Les muselésNous sommes bien loin de la Barcelone de l'Auberge espagnole. L'hiver, la pluie et le froid enveloppent la ville. Les familles expulsées de leur logement et les chômeurs hantent les rues en y cherchant refuge et subsistance, côtoyant des manifestations encadrées par des bataillons de policiers sur-équipés. Parmi les laissés pour compte, quelques-uns réussissent à conserver un foyer sans feu, grâce au versement de quelques allocations et à l'apport de quelques euros apportés par leurs enfants, traquant petits boulots précaires et stages à trois sous.

Ici il y en a qui résistent et d'autres qui pètent les plombs. Pour ces derniers ce n'est pas l'étalage de la richesse étalée devant eux par les élites et l'engagement de procédures de recouvrement pour quelques impayés qui vont les aider à retrouver le droit chemin.

Difficile de rester lucide jusqu'au bout pour l'inspecteur Milo Malart, empêtré dans ses problèmes familiaux et de santé, dans sa colère face à cette misère et ces injustices et face au comportement de sa hiérarchie. Difficile de faire abstraction de cet environnement pour faire main basse sur un ou des criminels qui massacrent à tour de bras humains et canins. Se concentrer sur ce qui fait sa particularité : la possibilité de visualiser ce qu'on fait le ou les assassins, s'apparente de plus en plus de l'exploit.

La noirceur de cette Barcelone aux allures d'une Londres victorienne du temps de Jack L’Éventreur n’obscurcit pas la plume d'Aro SAINZ DE LA MAZA, qui mène avec fluidité et sans fléchir ce récit jusqu'à son terme.

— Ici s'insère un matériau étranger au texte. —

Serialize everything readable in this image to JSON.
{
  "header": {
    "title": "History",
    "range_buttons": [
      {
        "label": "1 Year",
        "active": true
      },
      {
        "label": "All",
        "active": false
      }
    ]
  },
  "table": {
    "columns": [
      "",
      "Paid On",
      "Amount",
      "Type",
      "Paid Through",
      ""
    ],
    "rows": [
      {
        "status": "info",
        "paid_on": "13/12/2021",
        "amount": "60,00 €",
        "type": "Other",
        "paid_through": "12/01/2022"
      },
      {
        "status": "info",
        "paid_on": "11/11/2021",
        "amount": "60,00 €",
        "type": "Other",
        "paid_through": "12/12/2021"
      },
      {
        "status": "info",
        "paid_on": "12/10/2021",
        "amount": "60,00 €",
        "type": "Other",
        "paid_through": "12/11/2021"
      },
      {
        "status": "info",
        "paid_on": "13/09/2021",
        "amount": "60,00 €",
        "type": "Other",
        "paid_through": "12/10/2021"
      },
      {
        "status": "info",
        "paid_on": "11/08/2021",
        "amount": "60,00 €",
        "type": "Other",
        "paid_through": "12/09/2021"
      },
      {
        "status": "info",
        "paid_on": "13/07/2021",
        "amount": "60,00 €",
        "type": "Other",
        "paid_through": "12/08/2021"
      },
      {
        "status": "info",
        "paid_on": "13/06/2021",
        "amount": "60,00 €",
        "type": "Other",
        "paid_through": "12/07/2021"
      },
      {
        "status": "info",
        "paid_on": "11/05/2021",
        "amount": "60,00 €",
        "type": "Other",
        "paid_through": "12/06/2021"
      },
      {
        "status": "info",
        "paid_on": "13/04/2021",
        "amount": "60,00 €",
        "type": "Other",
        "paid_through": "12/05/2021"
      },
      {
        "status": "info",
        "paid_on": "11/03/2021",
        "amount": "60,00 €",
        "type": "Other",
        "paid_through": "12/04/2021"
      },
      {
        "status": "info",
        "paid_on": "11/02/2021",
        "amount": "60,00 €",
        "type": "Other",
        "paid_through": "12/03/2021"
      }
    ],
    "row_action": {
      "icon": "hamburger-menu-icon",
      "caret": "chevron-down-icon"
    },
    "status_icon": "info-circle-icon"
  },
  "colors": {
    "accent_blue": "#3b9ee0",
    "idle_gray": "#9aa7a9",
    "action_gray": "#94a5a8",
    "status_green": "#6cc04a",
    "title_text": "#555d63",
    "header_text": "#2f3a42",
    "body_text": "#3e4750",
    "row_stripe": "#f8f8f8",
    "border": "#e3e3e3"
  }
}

Heureusement, quelques rayons de soleil traversent les nuages, quelques lueurs d'espoir subsistent ça et là : une mer qui, même glaciale, apaise les corps et les âmes, des élans de solidarités et d'amour, des êtres qui relèvent la tête et combattent pour mieux vivre un lendemain.

Notice de l'éditeur

museles-voDans un sous-bois à la lisière de Barcelone, caché sous des feuilles mortes, gît le corps d’une jeune femme à l’aspect en tout point ordinaire, si ce n’est ses ongles, impeccablement manucurés : une étudiante de famille modeste qui finance ses études au service de recouvrement de créances dans un cabinet d’avocats, et arrondit ses fins de mois en faisant l’escort-girl.
Quelques jours plus tard, un des associés du cabinet qui l’employait est retrouvé mort dans son appartement cossu du centre-ville. De la chaîne hifi high-tech s’échappent encore des accords de blues, tandis que le champagne s’évente sur le comptoir de marbre noir.
L’enquête s’annonçait déjà ardue quand un sadique entreprend d’exposer dans les squares, à la vue des enfants, des chiens empalés. Les plaintes fusent et la pression est à son comble pour l’inspecteur Milo, chaque jour un peu plus gagné par la schizophrénie qui a déjà emporté son père et ronge désormais son frère Hugo. Mais ces troubles psychotiques qu’il essaie d’endiguer sont aussi sa plus grande force : une capacité hors pair à se mettre dans la peau des meurtriers.
Le pouvoir politique veut des arrestations pour ramener l’ordre dans la ville et refuse d’entendre les clameurs d’une cohorte d’Indignés pris au collet par le chômage, la corruption et la misère, prêts à tout pour simplement survivre. Mais qui sont les coupables ? Ces victimes ?
Dans une Barcelone en noir et blanc, pétrifiée et transie, asphyxiée par la crise, l’auteur conduit un thriller poignant sur la ligne rouge qui mène au précipice les exclus du système.